I constantly hear suggestions for slugs from members on this site. Although their intentions are good, it is a waste of forum space to suggest slugs because of the fact that all guns will shoot all slugs differently. That's why you have to shoot several different slugs to see which one shoots the best. I have 2 Rem 12 ga. 1100's with cantilever rifled barrels. One will group 2 inches at 100 with Winchester Partition Gold, but that is the only one. The other will group the same with Rem Core-Lokt Ultra OR Partition Gold. But neither one likes Copper Solids or any of the rest. Just the nature of the beast.


----------



## HTC (Oct 6, 2005)

Rifled slugs from a rifled barrel is fine as ling as they are accurate for you. My father has done it since the first Hastings barrels hit the market more than 20 years ago. Mainly because he is too cheap to buy sabots.:lol: He holds good groups and cleans his gun at the end of the season with normal practices.

For those who think the sabots are a waste of money, you are right if all your shooting is inside of 75 yards. However once you get past that mark the extremely poor BC of the of the good ole "slugger" allows it to shed velocity fast and gives it the wind bucking ability of a large camper/trailer. If any amount of distance shooting is required a sabot round becomes worth the extra money.


----------



## langkg (Oct 26, 2004)

Good thread. I've spent countless $$'s and time experimenting with different sabots with my Rem 11-87 cantilever scope mount rifled bbl. For a long time the only thing I could shoot consistently was Federal Hydro-Shock HP's. They are very, very, very hard to find now and I'm not sure if Federal even makes them any more so it was back to the bench. I now shoot Winchester X sabots and found they are very similar in construction and speed to the former Federal HP's. I think this is why my gun will shoot these accuratly. 

The conclusions I drew are 1.) my bbl/gun doesn't like high velocity and 2.) once you find something that works well - stick with it.
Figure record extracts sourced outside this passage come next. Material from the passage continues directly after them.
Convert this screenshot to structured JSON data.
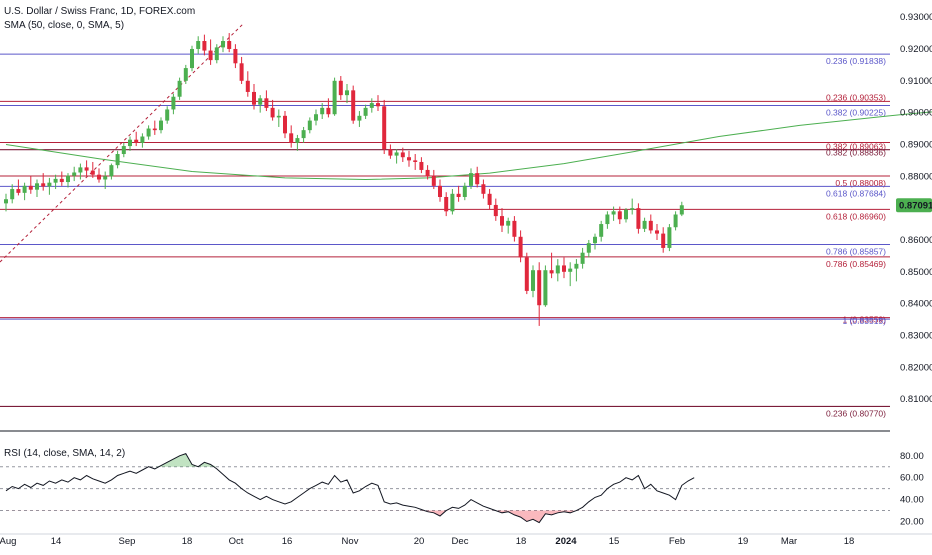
{
  "header": {
    "symbol_line": "U.S. Dollar / Swiss Franc, 1D, FOREX.com",
    "sma_line": "SMA (50, close, 0, SMA, 5)",
    "rsi_line": "RSI (14, close, SMA, 14, 2)"
  },
  "colors": {
    "up": "#26a69a",
    "up_fill": "#4caf50",
    "down": "#e0273c",
    "sma": "#4caf50",
    "fib_blue": "#5b57c9",
    "fib_red": "#b4213a",
    "fib_dark": "#7b1d3a",
    "grid_dark": "#131722",
    "rsi_line": "#131722",
    "price_badge": "#4caf50"
  },
  "chart_data": [
    {
      "type": "candlestick",
      "title": "U.S. Dollar / Swiss Franc, 1D, FOREX.com",
      "ylim": [
        0.8025,
        0.9335
      ],
      "y_ticks": [
        "0.93000",
        "0.92000",
        "0.91000",
        "0.90000",
        "0.89000",
        "0.88000",
        "0.87000",
        "0.86000",
        "0.85000",
        "0.84000",
        "0.83000",
        "0.82000",
        "0.81000"
      ],
      "x_ticks": [
        "Aug",
        "14",
        "Sep",
        "18",
        "Oct",
        "16",
        "Nov",
        "20",
        "Dec",
        "18",
        "2024",
        "15",
        "Feb",
        "19",
        "Mar",
        "18"
      ],
      "last_price": "0.87091",
      "fib_levels": [
        {
          "label": "0.236 (0.91838)",
          "value": 0.91838,
          "color": "blue"
        },
        {
          "label": "0.236 (0.90353)",
          "value": 0.90353,
          "color": "red"
        },
        {
          "label": "0.382 (0.90225)",
          "value": 0.90225,
          "color": "blue"
        },
        {
          "label": "0.382 (0.89063)",
          "value": 0.89063,
          "color": "red"
        },
        {
          "label": "0.382 (0.88836)",
          "value": 0.88836,
          "color": "dark"
        },
        {
          "label": "0.5 (0.88008)",
          "value": 0.88008,
          "color": "red"
        },
        {
          "label": "0.618 (0.87684)",
          "value": 0.87684,
          "color": "blue"
        },
        {
          "label": "0.618 (0.86960)",
          "value": 0.8696,
          "color": "red"
        },
        {
          "label": "0.786 (0.85857)",
          "value": 0.85857,
          "color": "blue"
        },
        {
          "label": "0.786 (0.85469)",
          "value": 0.85469,
          "color": "red"
        },
        {
          "label": "1 (0.83559)",
          "value": 0.83559,
          "color": "red"
        },
        {
          "label": "1 (0.83515)",
          "value": 0.83515,
          "color": "blue"
        },
        {
          "label": "0.236 (0.80770)",
          "value": 0.8077,
          "color": "dark"
        }
      ],
      "candles": [
        [
          0.8715,
          0.8745,
          0.869,
          0.8728
        ],
        [
          0.8728,
          0.8775,
          0.8715,
          0.876
        ],
        [
          0.876,
          0.879,
          0.874,
          0.8748
        ],
        [
          0.8748,
          0.878,
          0.8725,
          0.877
        ],
        [
          0.877,
          0.88,
          0.8745,
          0.8758
        ],
        [
          0.8758,
          0.879,
          0.8735,
          0.8778
        ],
        [
          0.8778,
          0.881,
          0.8755,
          0.8768
        ],
        [
          0.8768,
          0.8795,
          0.8742,
          0.878
        ],
        [
          0.878,
          0.8805,
          0.876,
          0.8792
        ],
        [
          0.8792,
          0.8815,
          0.877,
          0.8782
        ],
        [
          0.8782,
          0.881,
          0.8765,
          0.8802
        ],
        [
          0.8802,
          0.883,
          0.8785,
          0.8812
        ],
        [
          0.8812,
          0.884,
          0.879,
          0.8828
        ],
        [
          0.8828,
          0.885,
          0.88,
          0.8818
        ],
        [
          0.8818,
          0.8845,
          0.8795,
          0.8805
        ],
        [
          0.8805,
          0.8825,
          0.878,
          0.879
        ],
        [
          0.879,
          0.8815,
          0.876,
          0.88
        ],
        [
          0.88,
          0.884,
          0.879,
          0.8835
        ],
        [
          0.8835,
          0.888,
          0.8825,
          0.887
        ],
        [
          0.887,
          0.8905,
          0.886,
          0.8895
        ],
        [
          0.8895,
          0.8925,
          0.888,
          0.8915
        ],
        [
          0.8915,
          0.894,
          0.8895,
          0.8905
        ],
        [
          0.8905,
          0.8935,
          0.889,
          0.8925
        ],
        [
          0.8925,
          0.896,
          0.8915,
          0.895
        ],
        [
          0.895,
          0.8975,
          0.893,
          0.8945
        ],
        [
          0.8945,
          0.8985,
          0.8935,
          0.8975
        ],
        [
          0.8975,
          0.902,
          0.8965,
          0.901
        ],
        [
          0.901,
          0.906,
          0.8995,
          0.905
        ],
        [
          0.905,
          0.911,
          0.904,
          0.91
        ],
        [
          0.91,
          0.915,
          0.909,
          0.914
        ],
        [
          0.914,
          0.921,
          0.913,
          0.92
        ],
        [
          0.92,
          0.924,
          0.9185,
          0.9225
        ],
        [
          0.9225,
          0.9245,
          0.918,
          0.9195
        ],
        [
          0.9195,
          0.923,
          0.915,
          0.9165
        ],
        [
          0.9165,
          0.9215,
          0.9155,
          0.9205
        ],
        [
          0.9205,
          0.924,
          0.919,
          0.9225
        ],
        [
          0.9225,
          0.925,
          0.919,
          0.92
        ],
        [
          0.92,
          0.9215,
          0.914,
          0.9155
        ],
        [
          0.9155,
          0.9175,
          0.909,
          0.91
        ],
        [
          0.91,
          0.913,
          0.905,
          0.9065
        ],
        [
          0.9065,
          0.909,
          0.901,
          0.9025
        ],
        [
          0.9025,
          0.9055,
          0.9,
          0.9045
        ],
        [
          0.9045,
          0.907,
          0.9005,
          0.9015
        ],
        [
          0.9015,
          0.904,
          0.8975,
          0.8985
        ],
        [
          0.8985,
          0.901,
          0.8955,
          0.899
        ],
        [
          0.899,
          0.9005,
          0.892,
          0.8935
        ],
        [
          0.8935,
          0.896,
          0.889,
          0.8905
        ],
        [
          0.8905,
          0.893,
          0.888,
          0.892
        ],
        [
          0.892,
          0.8955,
          0.8905,
          0.8945
        ],
        [
          0.8945,
          0.8985,
          0.8935,
          0.8975
        ],
        [
          0.8975,
          0.901,
          0.896,
          0.8995
        ],
        [
          0.8995,
          0.903,
          0.898,
          0.9015
        ],
        [
          0.9015,
          0.9045,
          0.8985,
          0.8995
        ],
        [
          0.8995,
          0.911,
          0.899,
          0.91
        ],
        [
          0.91,
          0.9115,
          0.904,
          0.9055
        ],
        [
          0.9055,
          0.909,
          0.903,
          0.907
        ],
        [
          0.907,
          0.9085,
          0.8965,
          0.8975
        ],
        [
          0.8975,
          0.9005,
          0.8955,
          0.899
        ],
        [
          0.899,
          0.9025,
          0.898,
          0.9015
        ],
        [
          0.9015,
          0.9045,
          0.9,
          0.903
        ],
        [
          0.903,
          0.9055,
          0.9005,
          0.902
        ],
        [
          0.902,
          0.904,
          0.887,
          0.8885
        ],
        [
          0.8885,
          0.89,
          0.8855,
          0.8865
        ],
        [
          0.8865,
          0.8885,
          0.884,
          0.8875
        ],
        [
          0.8875,
          0.889,
          0.8845,
          0.886
        ],
        [
          0.886,
          0.888,
          0.883,
          0.885
        ],
        [
          0.885,
          0.887,
          0.882,
          0.8845
        ],
        [
          0.8845,
          0.886,
          0.881,
          0.882
        ],
        [
          0.882,
          0.8835,
          0.879,
          0.88
        ],
        [
          0.88,
          0.882,
          0.876,
          0.877
        ],
        [
          0.877,
          0.879,
          0.872,
          0.8735
        ],
        [
          0.8735,
          0.875,
          0.8675,
          0.869
        ],
        [
          0.869,
          0.876,
          0.868,
          0.8745
        ],
        [
          0.8745,
          0.877,
          0.872,
          0.8735
        ],
        [
          0.8735,
          0.878,
          0.8725,
          0.877
        ],
        [
          0.877,
          0.8825,
          0.876,
          0.881
        ],
        [
          0.881,
          0.883,
          0.8765,
          0.8775
        ],
        [
          0.8775,
          0.879,
          0.873,
          0.8745
        ],
        [
          0.8745,
          0.876,
          0.8695,
          0.871
        ],
        [
          0.871,
          0.873,
          0.866,
          0.8675
        ],
        [
          0.8675,
          0.87,
          0.8625,
          0.8645
        ],
        [
          0.8645,
          0.867,
          0.862,
          0.866
        ],
        [
          0.866,
          0.8675,
          0.8595,
          0.861
        ],
        [
          0.861,
          0.863,
          0.853,
          0.8545
        ],
        [
          0.8545,
          0.856,
          0.843,
          0.844
        ],
        [
          0.844,
          0.852,
          0.842,
          0.8505
        ],
        [
          0.8505,
          0.853,
          0.833,
          0.8395
        ],
        [
          0.8395,
          0.852,
          0.839,
          0.8505
        ],
        [
          0.8505,
          0.856,
          0.848,
          0.8495
        ],
        [
          0.8495,
          0.854,
          0.847,
          0.852
        ],
        [
          0.852,
          0.8545,
          0.848,
          0.85
        ],
        [
          0.85,
          0.853,
          0.8455,
          0.851
        ],
        [
          0.851,
          0.854,
          0.847,
          0.8525
        ],
        [
          0.8525,
          0.8575,
          0.851,
          0.856
        ],
        [
          0.856,
          0.86,
          0.8545,
          0.859
        ],
        [
          0.859,
          0.862,
          0.857,
          0.861
        ],
        [
          0.861,
          0.866,
          0.8595,
          0.865
        ],
        [
          0.865,
          0.869,
          0.8635,
          0.868
        ],
        [
          0.868,
          0.8705,
          0.866,
          0.869
        ],
        [
          0.869,
          0.8705,
          0.865,
          0.8665
        ],
        [
          0.8665,
          0.87,
          0.8655,
          0.8695
        ],
        [
          0.8695,
          0.873,
          0.868,
          0.87
        ],
        [
          0.87,
          0.8715,
          0.862,
          0.8635
        ],
        [
          0.8635,
          0.867,
          0.8625,
          0.866
        ],
        [
          0.866,
          0.868,
          0.862,
          0.863
        ],
        [
          0.863,
          0.865,
          0.86,
          0.862
        ],
        [
          0.862,
          0.864,
          0.856,
          0.8575
        ],
        [
          0.8575,
          0.865,
          0.8565,
          0.864
        ],
        [
          0.864,
          0.869,
          0.863,
          0.868
        ],
        [
          0.868,
          0.872,
          0.8675,
          0.8709
        ]
      ],
      "sma": [
        [
          0,
          0.89
        ],
        [
          15,
          0.8855
        ],
        [
          30,
          0.8815
        ],
        [
          45,
          0.8795
        ],
        [
          58,
          0.879
        ],
        [
          68,
          0.8795
        ],
        [
          78,
          0.881
        ],
        [
          90,
          0.884
        ],
        [
          102,
          0.888
        ],
        [
          115,
          0.8925
        ],
        [
          128,
          0.896
        ],
        [
          145,
          0.8995
        ],
        [
          160,
          0.902
        ],
        [
          175,
          0.9035
        ],
        [
          190,
          0.9042
        ],
        [
          205,
          0.904
        ],
        [
          220,
          0.903
        ],
        [
          240,
          0.901
        ],
        [
          260,
          0.8985
        ],
        [
          285,
          0.895
        ],
        [
          310,
          0.8905
        ],
        [
          335,
          0.886
        ],
        [
          360,
          0.8815
        ],
        [
          385,
          0.877
        ],
        [
          410,
          0.873
        ],
        [
          435,
          0.8695
        ],
        [
          455,
          0.867
        ],
        [
          470,
          0.866
        ],
        [
          488,
          0.866
        ],
        [
          500,
          0.8665
        ]
      ]
    },
    {
      "type": "line",
      "title": "RSI (14, close, SMA, 14, 2)",
      "ylim": [
        15,
        88
      ],
      "y_ticks": [
        "80.00",
        "60.00",
        "40.00",
        "20.00"
      ],
      "bands": [
        30,
        50,
        70
      ],
      "values": [
        48,
        52,
        50,
        54,
        51,
        55,
        53,
        57,
        55,
        58,
        56,
        60,
        58,
        62,
        59,
        57,
        55,
        58,
        62,
        64,
        66,
        64,
        67,
        70,
        68,
        71,
        74,
        77,
        80,
        82,
        72,
        70,
        74,
        72,
        68,
        63,
        58,
        55,
        50,
        46,
        43,
        40,
        43,
        40,
        38,
        36,
        38,
        42,
        46,
        50,
        53,
        56,
        54,
        62,
        56,
        58,
        46,
        48,
        52,
        55,
        53,
        38,
        36,
        37,
        35,
        34,
        33,
        31,
        29,
        28,
        25,
        30,
        33,
        32,
        35,
        40,
        37,
        34,
        32,
        30,
        28,
        29,
        26,
        24,
        20,
        22,
        19,
        27,
        26,
        28,
        29,
        28,
        30,
        33,
        38,
        42,
        44,
        50,
        54,
        56,
        60,
        58,
        62,
        50,
        54,
        48,
        46,
        44,
        40,
        53,
        57,
        60
      ]
    }
  ]
}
If you can hold 2" groups with the sluggers I'd run with it.! 

One trend I do see is to higher and higher velocity and at least with my gun the higher the velocity the more random and inaccurate the shots.


----------



## thill (Aug 23, 2006)

It took me a lot of time at the range and a lot of $$ in different slugs to find what works for my 1100. 

After trying Hornady SSTs, Rem Accutips, Hastings and Lightfields.....the winner turned out to be Lightfield slugs! Hastings were a close second place. The Hornadys and Accutips were good at 50 yards, but all over the place at 100 yards. 

Thank God that is over! Now I just need to shoot a couple each year to confirm zero.


----------